Frequently Asked Questions

What is the IUPAC name of (3R)-2,6-dimethylocta-1,5,7-trien-3-ol?
The IUPAC name of (3R)-2,6-dimethylocta-1,5,7-trien-3-ol (CID 162867192) is (3R)-2,6-dimethylocta-1,5,7-trien-3-ol.
What is the SMILES notation for (3R)-2,6-dimethylocta-1,5,7-trien-3-ol?
The canonical SMILES for (3R)-2,6-dimethylocta-1,5,7-trien-3-ol is C=CC(C)=CC[C@@H](O)C(=C)C.
What is the InChIKey of (3R)-2,6-dimethylocta-1,5,7-trien-3-ol?
The InChIKey is TYDDWHVJHGIJCW-SNVBAGLBSA-N. The full InChI is InChI=1S/C10H16O/c1-5-9(4)6-7-10(11)8(2)3/h5-6,10-11H,1-2,7H2,3-4H3/t10-/m1/s1.
What are the key properties of (3R)-2,6-dimethylocta-1,5,7-trien-3-ol?

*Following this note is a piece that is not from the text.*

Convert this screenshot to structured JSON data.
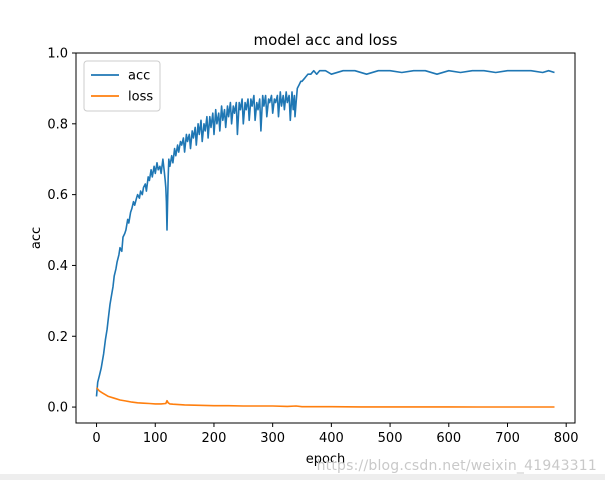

(3R)-2,6-dimethylocta-1,5,7-trien-3-ol has a molecular weight of 152.24 g/mol, XLogP of 2.45, 4 rotatable bonds, 1 hydrogen bond donors, and 1 hydrogen bond acceptors.
Where does this data come from?
All data for (3R)-2,6-dimethylocta-1,5,7-trien-3-ol is sourced from PubChem (CID 162867192), the world's largest open chemistry database maintained by the National Library of Medicine (NIH).